Background information
- Born: Wilhelmine Clauss 12 December 1832 Prague, Bohemia
- Died: 1 September 1907 (aged 74) Paris, France
- Genres: classical
- Instrument: piano

= Wilhelmine Clauss-Szarvady =

Bohemian-born French pianist

Wilhelmine Clauss-Szarvady (12 December 1832 - 1 September 1907) was a Bohemian-born French pianist.

==Biography==
She was born Wilhelmine Clauss in Prague. She was recognized as a remarkable talent at a young age and studied piano with Josef Proksch in Prague. Clauss-Szarvady took her first concert tour at the age of 16. In 1850, she met Franz Liszt, who encouraged her in her art and dedicated two works to her. She married the Hungarian journalist and diplomat Frigyes Szarvady in 1855 and moved to Paris. After the birth of a son the following year, she performed less often for a time but later continued performing. Clauss-Szarvady taught Auguste Auspitz-Kolar in Paris.
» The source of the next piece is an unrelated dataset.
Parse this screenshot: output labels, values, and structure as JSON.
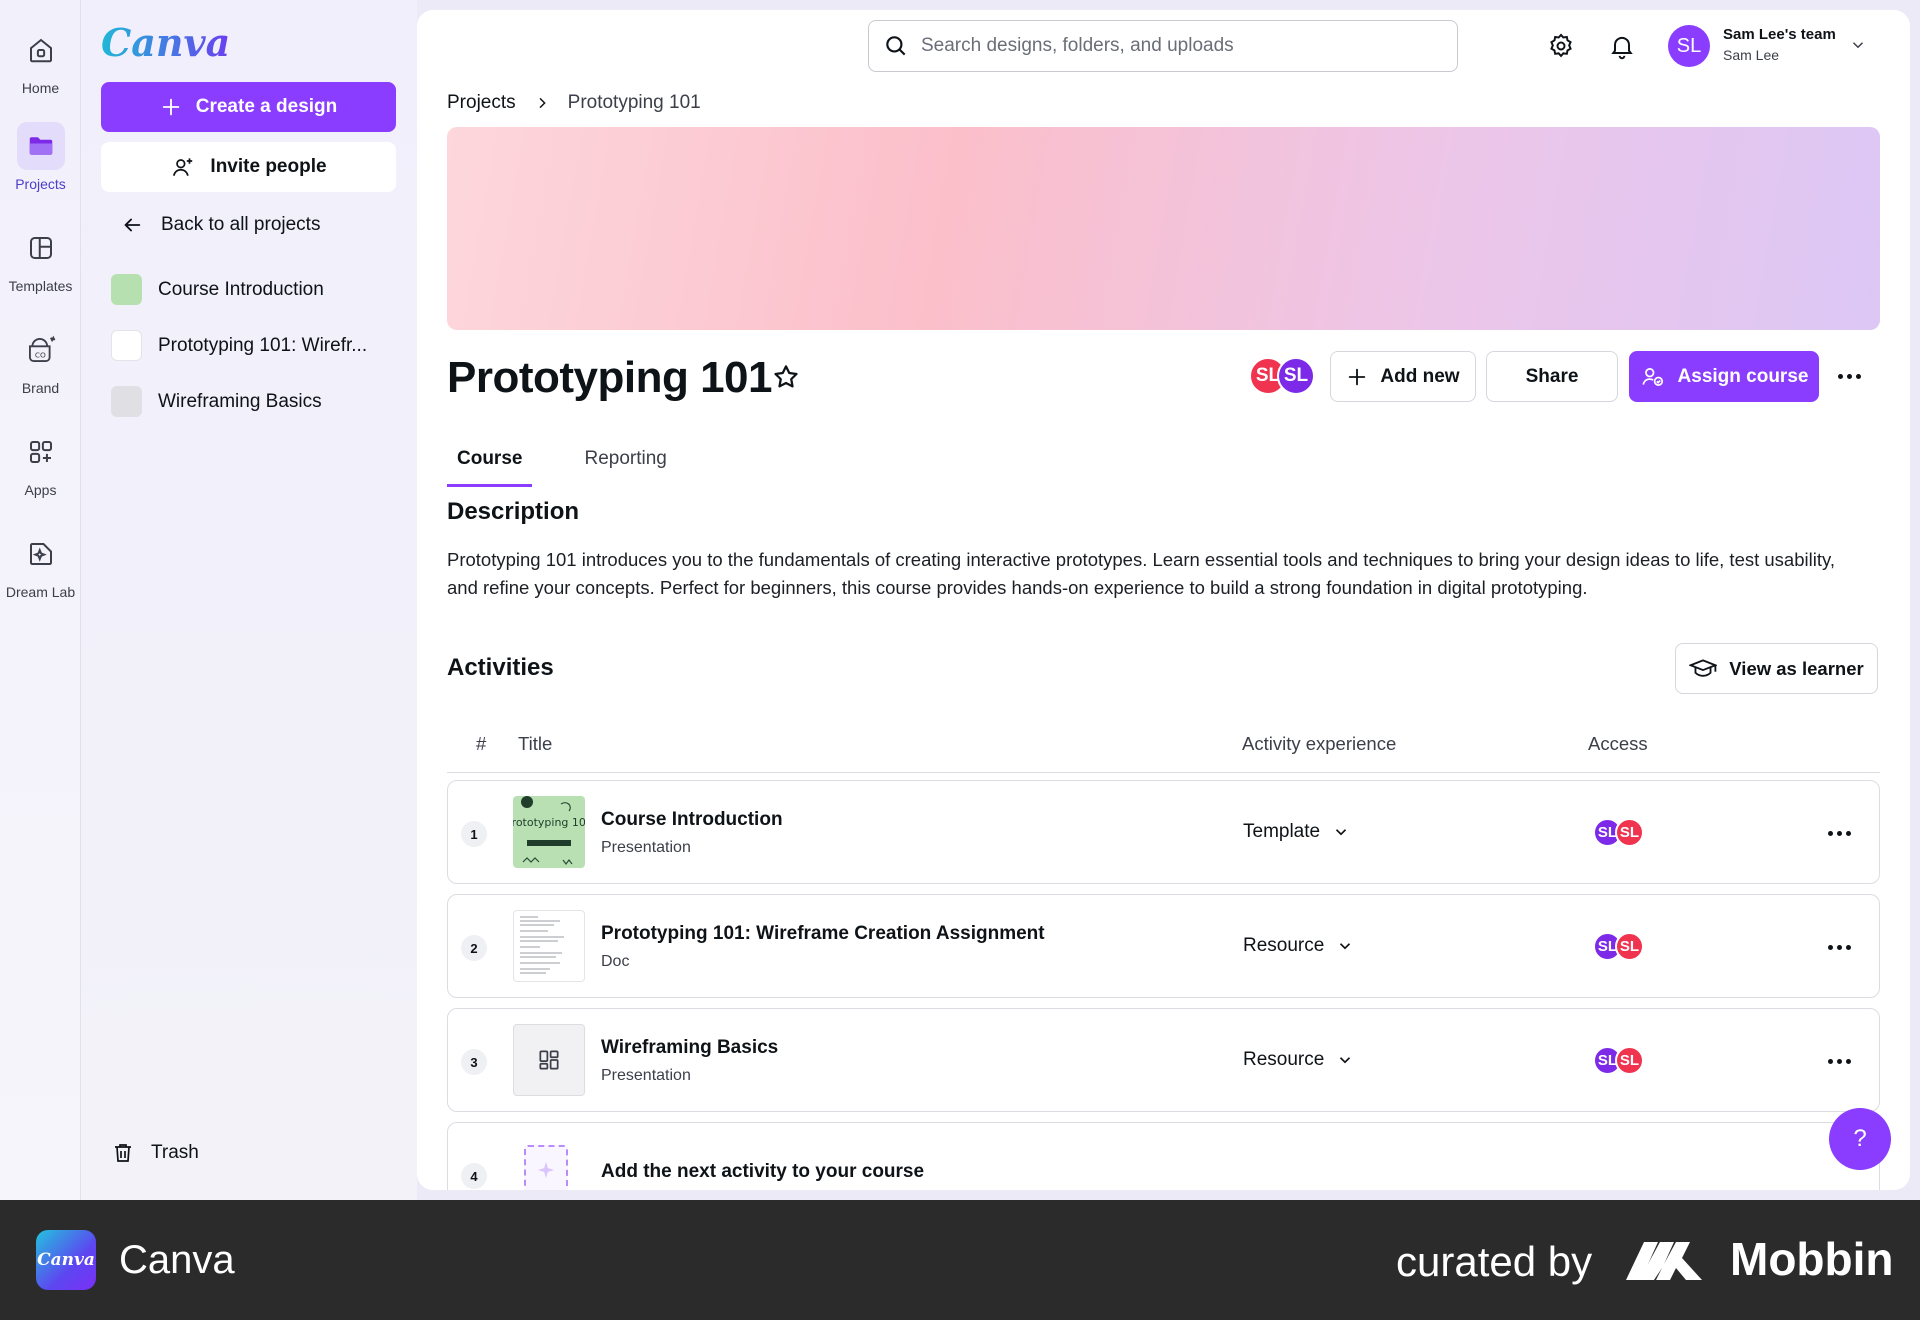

She preferred works by the grand masters such as Bach, Handel, Beethoven, Mozart, Scarlatti and Schubert but also performed works by more contemporary composers such as Liszt, Wagner and Schumann. Joseph Joachim Raff, Samuel de Lange and Robert Radecke dedicated compositions to her. She is credited with introducing German composers to Paris audiences.

Clauss-Szarvady died in Paris at the age of 74.